U.S. housing starts rose to a near eight-year high in July as builders ramped up construction of single-family homes, suggesting that the economy was firing on almost all cylinders. ID:nL1N10T0N1
"It looks like in the very short term the data this afternoon has been reasonably positive, so the dollar has appreciated on the back of that and gold is on a downtrend," Mitsubishi Corp strategist Jonathan Butler said.
Spot gold XAU= was down 0.1 percent at $1,116.73 an ounce by 3:19 p.m. EDT (1919 GMT), after falling as much as 0.7 percent. U.S. gold for December delivery GCZ5 settled down 0.1 percent at $1,116.90 an ounce.
"It's been attracting odd lot physical trading," said James Steel, chief metals analyst for HSBC Securities in New York, referring to what lifted gold prices up from their lows.
Spot silver XAG= was the worst-performing precious metal, dropping as much as 4 percent to $14.70 an ounce, its biggest tumble since July 7. It was pressured by a six-year low in copper prices CMCU3 as worries about weak demand growth from top consumer China were reinforced by tumbling equity prices in Shanghai. MET/L
Spot palladium XPD= fell by as much as 3.8 percent to $588.75 an ounce, the lowest since Aug. 4.

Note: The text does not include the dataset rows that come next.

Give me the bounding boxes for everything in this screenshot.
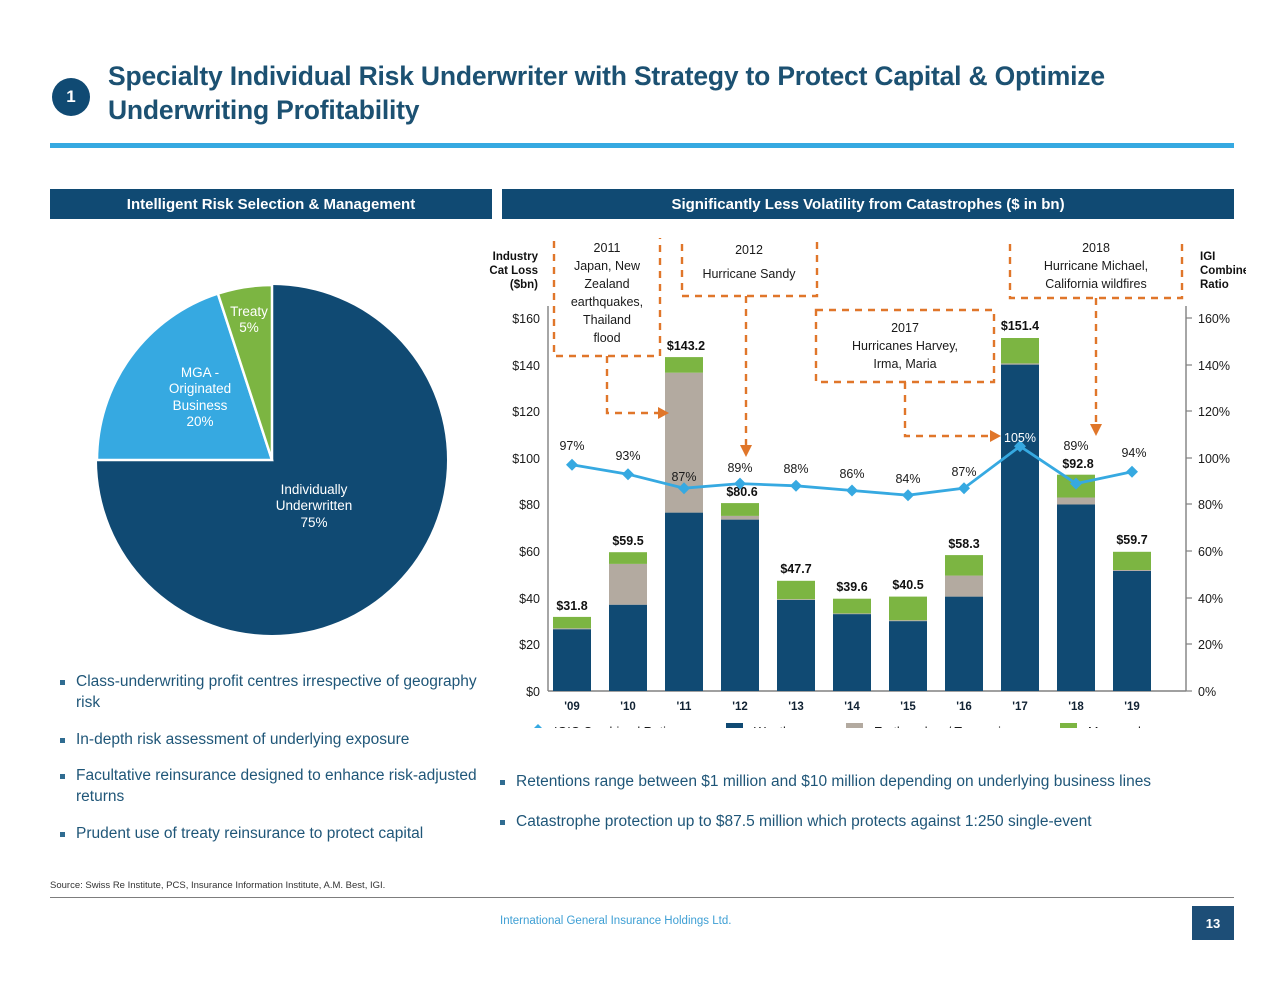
bullet-square-icon	[500, 820, 505, 825]
list-item-text: Class-underwriting profit centres irresp…	[76, 672, 490, 714]
svg-text:Hurricane Michael,: Hurricane Michael,	[1044, 259, 1148, 273]
svg-text:earthquakes,: earthquakes,	[571, 295, 643, 309]
legend-label-earthquakes[interactable]: Earthquakes / Tsunamis	[874, 725, 1007, 728]
bar-segment-earthquake	[945, 576, 983, 597]
svg-text:Irma, Maria: Irma, Maria	[873, 357, 936, 371]
bar-group-12	[721, 503, 759, 691]
y-axis-right-title-line1: IGI	[1200, 251, 1215, 263]
svg-text:80%: 80%	[1198, 498, 1223, 512]
bar-segment-manmade	[1113, 552, 1151, 570]
bar-group-11	[665, 357, 703, 691]
svg-text:0%: 0%	[1198, 685, 1216, 699]
annotation-2017-arrow	[990, 430, 1001, 442]
x-tick-09: '09	[564, 701, 580, 713]
ratio-label-14: 86%	[839, 467, 864, 481]
page-number: 13	[1192, 906, 1234, 940]
svg-text:120%: 120%	[1198, 405, 1230, 419]
page-title: Specialty Individual Risk Underwriter wi…	[108, 60, 1198, 128]
bar-total-label-17: $151.4	[1001, 319, 1039, 333]
bar-total-label-14: $39.6	[836, 580, 867, 594]
svg-text:$140: $140	[512, 359, 540, 373]
svg-text:20%: 20%	[1198, 638, 1223, 652]
bar-segment-earthquake	[1057, 498, 1095, 505]
bar-segment-manmade	[721, 503, 759, 516]
annotation-2012-arrow	[740, 445, 752, 457]
bar-total-label-19: $59.7	[1116, 533, 1147, 547]
bar-segment-weather	[945, 597, 983, 691]
bullet-square-icon	[60, 680, 65, 685]
business-mix-pie-chart: Treaty 5% MGA - Originated Business 20% …	[94, 282, 450, 638]
x-tick-10: '10	[620, 701, 636, 713]
bar-group-15	[889, 597, 927, 691]
bar-total-label-11: $143.2	[667, 339, 705, 353]
bar-segment-earthquake	[553, 628, 591, 629]
x-tick-18: '18	[1068, 701, 1084, 713]
bullet-square-icon	[60, 774, 65, 779]
bullet-square-icon	[60, 738, 65, 743]
svg-text:Hurricane Sandy: Hurricane Sandy	[702, 267, 796, 281]
ratio-label-15: 84%	[895, 472, 920, 486]
svg-text:$20: $20	[519, 638, 540, 652]
x-tick-17: '17	[1012, 701, 1028, 713]
legend-label-manmade[interactable]: Man-made	[1088, 725, 1148, 728]
bar-group-09	[553, 617, 591, 691]
bar-segment-manmade	[777, 581, 815, 599]
svg-text:$60: $60	[519, 545, 540, 559]
annotation-2011-leader	[607, 356, 658, 413]
ratio-label-19: 94%	[1121, 446, 1146, 460]
svg-text:flood: flood	[593, 331, 620, 345]
bar-segment-earthquake	[1001, 363, 1039, 364]
y-axis-right-title-line2: Combined	[1200, 265, 1246, 277]
bar-segment-manmade	[889, 597, 927, 621]
bar-segment-manmade	[553, 617, 591, 628]
y-axis-left-title-line3: ($bn)	[510, 279, 538, 291]
annotation-2017: 2017 Hurricanes Harvey, Irma, Maria	[816, 310, 1001, 442]
list-item: Retentions range between $1 million and …	[500, 772, 1230, 793]
bar-segment-weather	[833, 614, 871, 691]
ratio-label-09: 97%	[559, 439, 584, 453]
svg-text:$160: $160	[512, 312, 540, 326]
legend-swatch-weather[interactable]	[726, 723, 743, 728]
bar-segment-earthquake	[1113, 570, 1151, 571]
bar-total-label-13: $47.7	[780, 562, 811, 576]
bar-group-18	[1057, 475, 1095, 691]
bullet-square-icon	[500, 780, 505, 785]
list-item-text: Facultative reinsurance designed to enha…	[76, 766, 490, 808]
svg-text:$40: $40	[519, 592, 540, 606]
x-tick-11: '11	[677, 701, 692, 713]
section-header-left: Intelligent Risk Selection & Management	[50, 189, 492, 219]
bar-segment-earthquake	[609, 564, 647, 605]
bar-group-13	[777, 581, 815, 691]
svg-text:$0: $0	[526, 685, 540, 699]
bar-group-14	[833, 599, 871, 691]
svg-text:Zealand: Zealand	[584, 277, 629, 291]
y-axis-right-ticks: 160% 140% 120% 100% 80% 60% 40% 20% 0%	[1186, 312, 1230, 699]
svg-text:$100: $100	[512, 452, 540, 466]
bar-segment-weather	[553, 629, 591, 691]
list-item: In-depth risk assessment of underlying e…	[60, 730, 490, 751]
ratio-label-11: 87%	[671, 470, 696, 484]
bar-segment-weather	[1001, 365, 1039, 691]
bar-total-label-15: $40.5	[892, 578, 923, 592]
svg-text:California wildfires: California wildfires	[1045, 277, 1146, 291]
ratio-label-10: 93%	[615, 449, 640, 463]
bar-segment-weather	[609, 605, 647, 691]
bar-segment-manmade	[665, 357, 703, 373]
svg-text:40%: 40%	[1198, 592, 1223, 606]
bar-group-10	[609, 552, 647, 691]
bar-group-16	[945, 555, 983, 691]
ratio-label-17: 105%	[1004, 431, 1036, 445]
bar-segment-weather	[665, 513, 703, 691]
list-item: Facultative reinsurance designed to enha…	[60, 766, 490, 808]
footer-company-name: International General Insurance Holdings…	[500, 915, 731, 927]
list-item-text: Catastrophe protection up to $87.5 milli…	[516, 812, 1092, 833]
svg-text:2017: 2017	[891, 321, 919, 335]
bar-total-label-10: $59.5	[612, 534, 643, 548]
chart-legend: IGIC Combined Ratio Weather Earthquakes …	[531, 723, 1148, 728]
right-bullet-list: Retentions range between $1 million and …	[500, 772, 1230, 852]
svg-text:2018: 2018	[1082, 241, 1110, 255]
x-tick-12: '12	[732, 701, 748, 713]
header-divider	[50, 143, 1234, 148]
bar-segment-weather	[1057, 505, 1095, 692]
list-item-text: Prudent use of treaty reinsurance to pro…	[76, 824, 423, 845]
left-bullet-list: Class-underwriting profit centres irresp…	[60, 672, 490, 861]
bar-segment-earthquake	[721, 516, 759, 520]
bar-segment-manmade	[833, 599, 871, 614]
catastrophe-loss-chart: Industry Cat Loss ($bn) IGI Combined Rat…	[486, 238, 1246, 728]
list-item-text: In-depth risk assessment of underlying e…	[76, 730, 409, 751]
bar-segment-manmade	[1001, 338, 1039, 363]
legend-swatch-earthquakes[interactable]	[846, 723, 863, 728]
svg-text:$120: $120	[512, 405, 540, 419]
slide: 1 Specialty Individual Risk Underwriter …	[0, 0, 1280, 989]
list-item-text: Retentions range between $1 million and …	[516, 772, 1151, 793]
svg-text:100%: 100%	[1198, 452, 1230, 466]
bar-group-17	[1001, 338, 1039, 691]
legend-marker-combined-ratio[interactable]	[531, 724, 545, 728]
svg-text:140%: 140%	[1198, 359, 1230, 373]
source-note: Source: Swiss Re Institute, PCS, Insuran…	[50, 880, 385, 891]
section-header-right: Significantly Less Volatility from Catas…	[502, 189, 1234, 219]
pie-label-mga-originated: MGA - Originated Business 20%	[150, 365, 250, 431]
x-tick-13: '13	[788, 701, 804, 713]
legend-swatch-manmade[interactable]	[1060, 723, 1077, 728]
x-tick-16: '16	[956, 701, 972, 713]
list-item: Class-underwriting profit centres irresp…	[60, 672, 490, 714]
bar-segment-earthquake	[777, 599, 815, 600]
bar-segment-weather	[1113, 571, 1151, 691]
svg-text:Thailand: Thailand	[583, 313, 631, 327]
ratio-label-13: 88%	[783, 462, 808, 476]
bar-total-label-16: $58.3	[948, 537, 979, 551]
y-axis-left-title-line1: Industry	[493, 251, 539, 263]
annotation-2017-leader	[905, 382, 990, 436]
ratio-label-16: 87%	[951, 465, 976, 479]
svg-text:Hurricanes Harvey,: Hurricanes Harvey,	[852, 339, 958, 353]
x-tick-19: '19	[1124, 701, 1140, 713]
bar-segment-weather	[777, 600, 815, 691]
y-axis-left-title-line2: Cat Loss	[489, 265, 538, 277]
svg-text:60%: 60%	[1198, 545, 1223, 559]
bar-segment-weather	[889, 621, 927, 691]
pie-label-individually-underwritten: Individually Underwritten 75%	[244, 482, 384, 531]
x-tick-14: '14	[844, 701, 860, 713]
bar-group-19	[1113, 552, 1151, 691]
bullet-square-icon	[60, 832, 65, 837]
catastrophe-chart-svg: Industry Cat Loss ($bn) IGI Combined Rat…	[486, 238, 1246, 728]
y-axis-right-title-line3: Ratio	[1200, 279, 1229, 291]
legend-label-weather[interactable]: Weather	[754, 725, 801, 728]
bar-total-label-09: $31.8	[556, 599, 587, 613]
svg-text:Japan, New: Japan, New	[574, 259, 641, 273]
slide-number-badge: 1	[52, 78, 90, 116]
bar-segment-earthquake	[889, 620, 927, 621]
svg-text:2012: 2012	[735, 243, 763, 257]
bar-segment-manmade	[945, 555, 983, 576]
bar-total-label-18: $92.8	[1062, 457, 1093, 471]
y-axis-left-ticks: $160 $140 $120 $100 $80 $60 $40 $20 $0	[512, 312, 540, 699]
list-item: Prudent use of treaty reinsurance to pro…	[60, 824, 490, 845]
svg-text:160%: 160%	[1198, 312, 1230, 326]
bar-segment-earthquake	[833, 613, 871, 614]
legend-label-combined-ratio[interactable]: IGIC Combined Ratio	[554, 725, 673, 728]
bar-segment-manmade	[609, 552, 647, 564]
footer-divider	[50, 897, 1234, 898]
annotation-2018-arrow	[1090, 424, 1102, 436]
svg-text:2011: 2011	[594, 241, 621, 255]
ratio-label-12: 89%	[727, 461, 752, 475]
x-tick-15: '15	[900, 701, 916, 713]
ratio-label-18: 89%	[1063, 439, 1088, 453]
bar-segment-weather	[721, 520, 759, 691]
list-item: Catastrophe protection up to $87.5 milli…	[500, 812, 1230, 833]
annotation-2011: 2011 Japan, New Zealand earthquakes, Tha…	[554, 238, 669, 419]
svg-text:$80: $80	[519, 498, 540, 512]
pie-label-treaty: Treaty 5%	[214, 304, 284, 337]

The dollar traded up 0.2 percent against a basket of leading currencies .DXY , while European shares were mixed and U.S. stocks were lower, following a 6 percent slump in Chinese markets. MKTS/GLOB
Solid jobs growth, rebounding retail sales and a housing sector on the mend suggest the Federal Reserve could be on track to raise interest rates this year, perhaps at its next policy meeting in September.
Higher interest rates would put non-yield-bearing gold under further pressure, increasing the opportunity cost of holding the metal.
"Despite the recent market volatility caused by the RMB (yuan) devaluation last week, (we) believe that the Fed will look past international macro developments, focusing instead on positive trends in U.S. labor data, and therefore continue to see September Fed lift-off as the most likely scenario," Citi said in a note. ID:nL3N10T2LZ
There should be more clues on the Fed's thinking regarding interest rates when the minutes of the U.S. central bank's July 28-29 meeting are released on Wednesday at 2 p.m. EDT.
Platinum XPT= fell 0.5 percent to $989 an ounce.